Now, though, interest rates are up, energy is more expensive, and the minimum wage has risen. Those neither-dead-nor-alive firms have struggled to cope, so they’ve laid people off or closed altogether. Currently, unemployment is at 5.1 per cent, the highest it’s been in a decade outside the pandemic. Output is rising slowly, but thanks to there being fewer workers, the number of hours worked to produce it is dropping fast, which is how you arrive at that 3.1 per cent. In short, those in work are having to work harder. “The productivity gains are real, but they’re coming partly from fewer people working, not just from more output being produced,” said Thwaites.

So, not quite as rosy after all. Crucially, too, what should happen in a healthy economy is that those businesses that vanish are replaced by new, more productive ones – “creative destruction”, as the economist Joseph Schumpeter termed it. But this churn is not happening – or at least, the new firms are not hiring those unemployed workers. Why? Because there is a mismatch between the businesses and jobs that are disappearing and the newcomers. Bar staff who are made redundant, for instance, cannot simply walk into an AI start-up.

Former Treasury minister Jim O’Neill says his glass is ‘more half full than it’s been for some time’
Former Treasury minister Jim O’Neill says his glass is ‘more half full than it’s been for some time’ (PA)

Those stronger retail sales figures may also not be quite what they appear. “Many shoppers held off Christmas spending and waited for the January sales,” said Helen Dickinson, chief executive of the British Retail Consortium. “A drab December gave way to a brighter January.”

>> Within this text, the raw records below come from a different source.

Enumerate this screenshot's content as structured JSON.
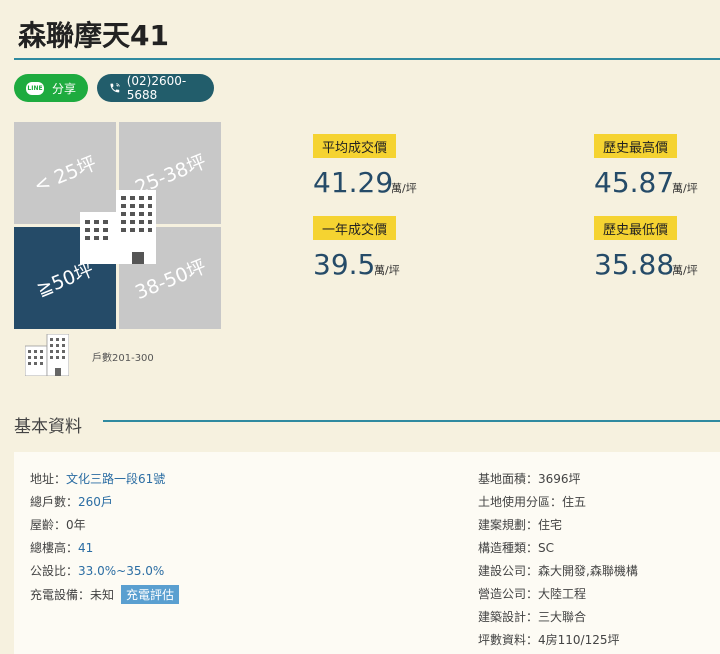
{
  "title": "森聯摩天41",
  "buttons": {
    "share_label": "分享",
    "line_badge": "LINE",
    "phone": "(02)2600-5688"
  },
  "size_grid": [
    {
      "label": "< 25坪",
      "selected": false
    },
    {
      "label": "25-38坪",
      "selected": false
    },
    {
      "label": "≧50坪",
      "selected": true
    },
    {
      "label": "38-50坪",
      "selected": false
    }
  ],
  "households": "戶數201-300",
  "stats": {
    "avg": {
      "label": "平均成交價",
      "value": "41.29",
      "unit": "萬/坪"
    },
    "high": {
      "label": "歷史最高價",
      "value": "45.87",
      "unit": "萬/坪"
    },
    "year": {
      "label": "一年成交價",
      "value": "39.5",
      "unit": "萬/坪"
    },
    "low": {
      "label": "歷史最低價",
      "value": "35.88",
      "unit": "萬/坪"
    }
  },
  "basic_info": {
    "title": "基本資料",
    "left": [
      {
        "label": "地址：",
        "value": "文化三路一段61號",
        "link": true
      },
      {
        "label": "總戶數：",
        "value": "260戶",
        "link": false
      },
      {
        "label": "屋齡：",
        "value": "0年",
        "link": false
      },
      {
        "label": "總樓高：",
        "value": "41",
        "link": false
      },
      {
        "label": "公設比：",
        "value": "33.0%~35.0%",
        "link": false
      },
      {
        "label": "充電設備：",
        "value": "未知",
        "link": false,
        "tag": "充電評估"
      }
    ],
    "right": [
      {
        "label": "基地面積：",
        "value": "3696坪"
      },
      {
        "label": "土地使用分區：",
        "value": "住五"
      },
      {
        "label": "建案規劃：",
        "value": "住宅"
      },
      {
        "label": "構造種類：",
        "value": "SC"
      },
      {
        "label": "建設公司：",
        "value": "森大開發,森聯機構"
      },
      {
        "label": "營造公司：",
        "value": "大陸工程"
      },
      {
        "label": "建築設計：",
        "value": "三大聯合"
      },
      {
        "label": "坪數資料：",
        "value": "4房110/125坪"
      }
    ]
  },
  "colors": {
    "background": "#f6f1df",
    "accent_rule": "#2f8aa0",
    "share": "#1eab3f",
    "phone": "#225d6b",
    "selected_cell": "#254b68",
    "label_yellow": "#f5d331",
    "value_blue": "#254b68"
  }
}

Yes, but that is still brighter. They did decide to spend.

The S&P Purchasing Managers’ Index for services and manufacturing is another positive pointer. It’s reporting the fastest lift in activity since August 2024. Other indicators: Nationwide and Rightmove claim house prices are moving upwards again; and research company GfK claims consumer confidence has risen for the second consecutive month, again post-Budget.

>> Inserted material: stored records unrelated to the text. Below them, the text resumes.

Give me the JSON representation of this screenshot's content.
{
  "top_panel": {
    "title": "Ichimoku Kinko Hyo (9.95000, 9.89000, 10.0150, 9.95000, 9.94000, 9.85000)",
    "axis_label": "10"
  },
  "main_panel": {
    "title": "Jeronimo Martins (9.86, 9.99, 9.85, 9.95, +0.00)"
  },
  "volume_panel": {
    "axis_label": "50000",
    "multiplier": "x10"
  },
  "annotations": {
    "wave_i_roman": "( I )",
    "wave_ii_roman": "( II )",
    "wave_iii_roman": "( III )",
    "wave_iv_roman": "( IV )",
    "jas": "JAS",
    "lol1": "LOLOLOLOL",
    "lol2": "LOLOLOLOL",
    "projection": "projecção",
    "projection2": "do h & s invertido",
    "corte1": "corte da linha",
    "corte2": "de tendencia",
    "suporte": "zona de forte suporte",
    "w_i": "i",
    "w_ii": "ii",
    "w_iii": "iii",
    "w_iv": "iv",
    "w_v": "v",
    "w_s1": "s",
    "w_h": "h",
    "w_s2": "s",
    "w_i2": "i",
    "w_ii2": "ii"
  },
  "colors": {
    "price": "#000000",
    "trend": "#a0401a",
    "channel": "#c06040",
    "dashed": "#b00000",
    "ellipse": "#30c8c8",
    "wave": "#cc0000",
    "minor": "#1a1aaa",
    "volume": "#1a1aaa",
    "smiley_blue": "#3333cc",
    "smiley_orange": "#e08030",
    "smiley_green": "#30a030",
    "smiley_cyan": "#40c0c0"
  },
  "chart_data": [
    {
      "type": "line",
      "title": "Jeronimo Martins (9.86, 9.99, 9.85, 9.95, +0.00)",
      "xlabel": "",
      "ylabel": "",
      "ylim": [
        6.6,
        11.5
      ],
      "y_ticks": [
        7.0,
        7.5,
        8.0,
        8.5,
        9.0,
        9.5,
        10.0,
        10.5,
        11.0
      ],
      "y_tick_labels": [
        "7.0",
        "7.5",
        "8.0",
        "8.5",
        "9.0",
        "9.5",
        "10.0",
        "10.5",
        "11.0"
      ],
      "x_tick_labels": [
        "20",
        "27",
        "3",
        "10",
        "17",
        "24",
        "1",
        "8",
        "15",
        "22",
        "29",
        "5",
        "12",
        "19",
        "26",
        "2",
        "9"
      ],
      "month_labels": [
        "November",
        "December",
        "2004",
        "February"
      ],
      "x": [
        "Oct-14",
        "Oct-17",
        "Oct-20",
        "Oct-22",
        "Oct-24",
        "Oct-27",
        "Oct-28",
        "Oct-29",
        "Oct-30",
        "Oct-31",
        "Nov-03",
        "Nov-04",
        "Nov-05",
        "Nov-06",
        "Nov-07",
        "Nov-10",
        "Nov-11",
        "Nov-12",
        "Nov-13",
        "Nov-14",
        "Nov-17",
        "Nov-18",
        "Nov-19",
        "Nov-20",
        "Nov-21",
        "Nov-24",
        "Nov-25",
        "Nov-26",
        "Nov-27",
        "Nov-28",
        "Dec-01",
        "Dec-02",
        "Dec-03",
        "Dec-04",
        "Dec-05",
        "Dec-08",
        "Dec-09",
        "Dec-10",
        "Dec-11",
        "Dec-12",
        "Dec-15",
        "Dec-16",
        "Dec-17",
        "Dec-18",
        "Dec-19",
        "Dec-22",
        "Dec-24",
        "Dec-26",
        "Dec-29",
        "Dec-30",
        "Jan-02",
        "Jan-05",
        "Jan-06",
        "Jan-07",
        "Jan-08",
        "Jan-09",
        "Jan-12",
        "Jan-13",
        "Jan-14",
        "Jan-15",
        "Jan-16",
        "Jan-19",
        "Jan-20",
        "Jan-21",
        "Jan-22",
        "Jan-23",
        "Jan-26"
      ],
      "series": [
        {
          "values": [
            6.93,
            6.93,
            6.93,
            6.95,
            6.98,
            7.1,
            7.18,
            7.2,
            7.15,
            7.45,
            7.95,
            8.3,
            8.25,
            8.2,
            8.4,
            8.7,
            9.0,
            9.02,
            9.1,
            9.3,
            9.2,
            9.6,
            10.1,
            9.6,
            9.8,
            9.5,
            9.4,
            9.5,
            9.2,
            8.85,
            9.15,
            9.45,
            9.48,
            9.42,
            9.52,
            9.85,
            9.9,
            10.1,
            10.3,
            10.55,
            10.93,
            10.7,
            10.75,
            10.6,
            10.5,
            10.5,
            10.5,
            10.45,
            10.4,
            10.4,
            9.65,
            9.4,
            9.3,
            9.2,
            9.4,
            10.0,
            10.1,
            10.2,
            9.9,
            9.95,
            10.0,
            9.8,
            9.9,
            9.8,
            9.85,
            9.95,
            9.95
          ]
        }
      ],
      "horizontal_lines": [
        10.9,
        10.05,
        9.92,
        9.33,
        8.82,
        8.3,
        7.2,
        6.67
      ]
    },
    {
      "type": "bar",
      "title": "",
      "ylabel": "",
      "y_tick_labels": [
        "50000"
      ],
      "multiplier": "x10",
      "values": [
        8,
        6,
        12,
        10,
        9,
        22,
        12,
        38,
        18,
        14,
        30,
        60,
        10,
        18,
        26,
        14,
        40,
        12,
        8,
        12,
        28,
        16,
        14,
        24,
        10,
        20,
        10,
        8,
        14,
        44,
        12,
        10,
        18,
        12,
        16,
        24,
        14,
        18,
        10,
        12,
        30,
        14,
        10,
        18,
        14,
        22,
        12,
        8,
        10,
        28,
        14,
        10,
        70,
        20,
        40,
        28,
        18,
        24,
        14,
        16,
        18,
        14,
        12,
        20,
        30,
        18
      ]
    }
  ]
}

Reeves was not as hard on business as predicted. Companies and individuals are committing money and investing. But only slowly, and nervously. Those sales figures, for example, mask the fact that among the biggest sellers are gold and silver jewellery items – a sanctuary in times of worry.

In one vital area, too, there is considerable gloom. Housebuilding is an economic galvaniser. There, the news is gloomy – planning permission is slow to obtain, and very little is being built. The government has said it will speed up the planning process, but there is precious sign of that occurring. At the same time, inflation in materials and labour (exacerbated by a shortage of skilled builders), alongside sluggish demand, has heaped pressure on the sector, so much so that companies are talking in terms of a “viability crisis”.

O’Neill’s glass may be more half full than it’s been for a while. Whether it stays that way is far from certain.